Wikipedia ascertain that the Mobile Marketing Association defines this term as, “a set of practices that enables organizations to communicate and engage their audience in an interactive and relevant manner through any mobile device or network.” Advertisers are now using this channel as a means of communicating with consumers. But at what point do you draw the line and say enough is enough? As consumers, we are inundated daily with mass advertisements, which oftentimes are “ignored” or “not seen” unless it catches our attention in some unique way for us to initiate “information search” in the hopes of creating awareness or eliciting purchase.
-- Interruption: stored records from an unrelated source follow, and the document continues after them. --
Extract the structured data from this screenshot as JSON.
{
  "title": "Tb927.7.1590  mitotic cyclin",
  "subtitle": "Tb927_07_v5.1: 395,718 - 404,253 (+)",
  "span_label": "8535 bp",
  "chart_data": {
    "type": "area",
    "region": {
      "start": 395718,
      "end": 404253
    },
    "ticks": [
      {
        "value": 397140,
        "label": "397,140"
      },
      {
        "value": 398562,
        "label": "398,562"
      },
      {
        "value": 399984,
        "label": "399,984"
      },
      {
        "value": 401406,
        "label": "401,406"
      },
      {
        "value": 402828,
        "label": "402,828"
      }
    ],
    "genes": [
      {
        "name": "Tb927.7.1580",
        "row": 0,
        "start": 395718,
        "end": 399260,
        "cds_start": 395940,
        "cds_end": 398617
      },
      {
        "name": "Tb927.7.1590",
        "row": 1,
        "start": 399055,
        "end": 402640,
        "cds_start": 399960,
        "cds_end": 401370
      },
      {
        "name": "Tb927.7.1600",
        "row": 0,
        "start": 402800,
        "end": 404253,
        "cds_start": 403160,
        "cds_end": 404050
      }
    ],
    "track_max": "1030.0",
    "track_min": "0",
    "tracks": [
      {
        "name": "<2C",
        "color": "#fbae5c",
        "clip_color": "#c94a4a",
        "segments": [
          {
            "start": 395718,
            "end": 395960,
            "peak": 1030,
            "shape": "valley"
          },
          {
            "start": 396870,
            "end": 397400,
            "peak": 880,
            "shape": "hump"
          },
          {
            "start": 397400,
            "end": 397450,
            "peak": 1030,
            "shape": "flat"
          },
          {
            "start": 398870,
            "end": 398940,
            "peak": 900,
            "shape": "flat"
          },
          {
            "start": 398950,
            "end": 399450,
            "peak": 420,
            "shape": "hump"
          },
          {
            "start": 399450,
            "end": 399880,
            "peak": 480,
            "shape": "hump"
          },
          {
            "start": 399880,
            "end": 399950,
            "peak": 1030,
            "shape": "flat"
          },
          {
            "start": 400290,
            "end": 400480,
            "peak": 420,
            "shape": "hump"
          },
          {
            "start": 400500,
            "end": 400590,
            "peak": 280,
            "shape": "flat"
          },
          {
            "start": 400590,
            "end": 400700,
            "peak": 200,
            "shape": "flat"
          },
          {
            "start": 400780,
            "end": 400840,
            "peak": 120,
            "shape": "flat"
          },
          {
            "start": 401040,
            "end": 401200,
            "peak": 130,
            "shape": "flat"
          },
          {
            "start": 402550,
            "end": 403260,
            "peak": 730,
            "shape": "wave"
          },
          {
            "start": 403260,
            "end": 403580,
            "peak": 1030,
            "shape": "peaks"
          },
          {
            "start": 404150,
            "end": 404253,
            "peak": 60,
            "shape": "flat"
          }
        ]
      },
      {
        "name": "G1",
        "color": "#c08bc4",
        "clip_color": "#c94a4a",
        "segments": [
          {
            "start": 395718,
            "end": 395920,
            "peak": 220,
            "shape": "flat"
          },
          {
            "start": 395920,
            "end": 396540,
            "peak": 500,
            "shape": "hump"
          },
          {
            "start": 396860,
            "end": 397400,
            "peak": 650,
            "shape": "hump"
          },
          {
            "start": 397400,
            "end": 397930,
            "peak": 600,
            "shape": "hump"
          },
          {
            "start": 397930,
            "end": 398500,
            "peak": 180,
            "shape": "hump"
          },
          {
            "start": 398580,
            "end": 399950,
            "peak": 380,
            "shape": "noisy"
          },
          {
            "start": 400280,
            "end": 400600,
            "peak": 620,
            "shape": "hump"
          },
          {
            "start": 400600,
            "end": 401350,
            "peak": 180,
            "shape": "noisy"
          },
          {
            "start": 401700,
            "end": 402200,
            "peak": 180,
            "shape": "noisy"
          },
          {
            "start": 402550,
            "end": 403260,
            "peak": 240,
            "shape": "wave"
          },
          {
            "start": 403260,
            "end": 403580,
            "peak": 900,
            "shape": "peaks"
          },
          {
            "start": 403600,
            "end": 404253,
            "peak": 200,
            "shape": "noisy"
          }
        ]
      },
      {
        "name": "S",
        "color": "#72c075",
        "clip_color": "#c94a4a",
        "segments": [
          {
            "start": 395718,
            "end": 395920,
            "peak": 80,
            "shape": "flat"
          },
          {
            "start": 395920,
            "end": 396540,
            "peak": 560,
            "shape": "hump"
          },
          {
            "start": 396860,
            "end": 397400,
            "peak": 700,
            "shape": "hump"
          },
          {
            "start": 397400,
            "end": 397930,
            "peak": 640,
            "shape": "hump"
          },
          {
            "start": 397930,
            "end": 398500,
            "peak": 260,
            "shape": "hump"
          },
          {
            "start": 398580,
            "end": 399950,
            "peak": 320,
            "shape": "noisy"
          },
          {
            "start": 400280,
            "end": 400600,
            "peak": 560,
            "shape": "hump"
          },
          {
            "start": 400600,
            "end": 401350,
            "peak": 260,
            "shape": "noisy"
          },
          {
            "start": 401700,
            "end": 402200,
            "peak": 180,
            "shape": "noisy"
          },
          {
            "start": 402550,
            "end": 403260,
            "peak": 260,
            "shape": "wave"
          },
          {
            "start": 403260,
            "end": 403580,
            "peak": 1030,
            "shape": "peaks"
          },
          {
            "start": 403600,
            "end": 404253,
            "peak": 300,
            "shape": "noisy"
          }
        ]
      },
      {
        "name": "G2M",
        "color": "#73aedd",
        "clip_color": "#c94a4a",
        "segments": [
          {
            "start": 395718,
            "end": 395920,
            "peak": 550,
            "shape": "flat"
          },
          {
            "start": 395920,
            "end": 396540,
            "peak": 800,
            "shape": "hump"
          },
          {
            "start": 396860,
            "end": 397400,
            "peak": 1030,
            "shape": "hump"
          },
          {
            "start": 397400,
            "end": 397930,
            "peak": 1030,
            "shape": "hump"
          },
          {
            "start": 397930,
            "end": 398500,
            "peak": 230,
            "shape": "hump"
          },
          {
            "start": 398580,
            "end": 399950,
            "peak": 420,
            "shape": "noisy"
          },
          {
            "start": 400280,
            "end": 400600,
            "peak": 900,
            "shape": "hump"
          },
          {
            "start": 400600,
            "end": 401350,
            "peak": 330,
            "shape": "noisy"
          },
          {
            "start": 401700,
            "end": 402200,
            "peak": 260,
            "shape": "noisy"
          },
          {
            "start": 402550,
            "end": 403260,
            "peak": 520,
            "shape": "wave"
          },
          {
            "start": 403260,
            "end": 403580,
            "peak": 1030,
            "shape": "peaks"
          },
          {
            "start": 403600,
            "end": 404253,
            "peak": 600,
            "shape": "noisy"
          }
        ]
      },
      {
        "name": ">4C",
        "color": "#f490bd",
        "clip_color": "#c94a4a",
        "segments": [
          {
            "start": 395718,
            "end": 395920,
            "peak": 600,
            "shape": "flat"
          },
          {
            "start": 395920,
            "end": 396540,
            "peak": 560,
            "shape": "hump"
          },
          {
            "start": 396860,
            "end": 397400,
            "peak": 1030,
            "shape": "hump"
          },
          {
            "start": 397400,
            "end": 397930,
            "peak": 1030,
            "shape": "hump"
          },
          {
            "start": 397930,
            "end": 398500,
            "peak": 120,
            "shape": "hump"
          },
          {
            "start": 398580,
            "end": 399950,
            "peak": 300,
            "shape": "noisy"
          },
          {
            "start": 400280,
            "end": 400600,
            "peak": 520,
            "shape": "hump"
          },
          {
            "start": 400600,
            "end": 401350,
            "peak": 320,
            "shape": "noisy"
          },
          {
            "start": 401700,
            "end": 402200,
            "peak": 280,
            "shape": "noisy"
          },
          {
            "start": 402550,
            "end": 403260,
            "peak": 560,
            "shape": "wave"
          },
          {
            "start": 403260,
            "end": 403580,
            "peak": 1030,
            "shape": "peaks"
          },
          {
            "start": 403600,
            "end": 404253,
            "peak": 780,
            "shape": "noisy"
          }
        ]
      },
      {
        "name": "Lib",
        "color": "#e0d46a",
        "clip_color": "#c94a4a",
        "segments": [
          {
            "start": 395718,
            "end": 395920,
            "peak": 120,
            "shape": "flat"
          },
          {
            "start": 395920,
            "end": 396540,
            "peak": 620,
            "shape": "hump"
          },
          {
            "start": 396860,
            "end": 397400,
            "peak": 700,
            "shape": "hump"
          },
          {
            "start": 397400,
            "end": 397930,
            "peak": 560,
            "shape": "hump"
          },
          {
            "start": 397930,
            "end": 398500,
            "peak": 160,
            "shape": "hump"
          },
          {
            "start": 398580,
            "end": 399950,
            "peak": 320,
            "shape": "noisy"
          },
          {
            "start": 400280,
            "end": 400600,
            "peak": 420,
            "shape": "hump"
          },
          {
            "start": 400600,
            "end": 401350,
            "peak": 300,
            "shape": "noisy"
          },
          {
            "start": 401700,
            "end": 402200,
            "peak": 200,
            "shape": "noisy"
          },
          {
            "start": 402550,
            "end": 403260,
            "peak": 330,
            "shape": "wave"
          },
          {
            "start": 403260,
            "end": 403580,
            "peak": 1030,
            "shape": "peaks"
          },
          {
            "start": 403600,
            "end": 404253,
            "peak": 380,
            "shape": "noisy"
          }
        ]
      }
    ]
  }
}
According to CBS news, the U.N. telecommunications agency asserts that, “the number of mobile phone subscriptions worldwide has reached 4.6 billion and is expected to increase to five billion this year.” Although this report came out in 2010, it is clearly evident why advertisers are leaning toward this method of advertising in their marketing arsenal of information overload.

The upside to this for advertisers is that they now have a global platform to reach consumers, which was not available before with traditional communication channels like TV, Print, and Radio. However, the downside for consumers is that every time we “surf the web via our phone” we will be subjected to these types of advertisements.

I found this really great article by Joe P who discusses the future of mobile advertising, where Greg Sterling, principal, Sterling Market Intelligence and Senior Analyst argue that, “consumers are already either hostile or ambivalent about mobile ads and that sort of experience would drive consumers away from those sites or services that are using it.” For more information on this article, please click on the embedded link: http://goingcellular.com/mobile-advertising/whats-in-store-for-mobile-advertising-4498/. Ultimately, advertisers need to be conscientious of how they affect the consumers “web experience” with mobile advertising and find a happy balance to ensure that their message is received and not ignored.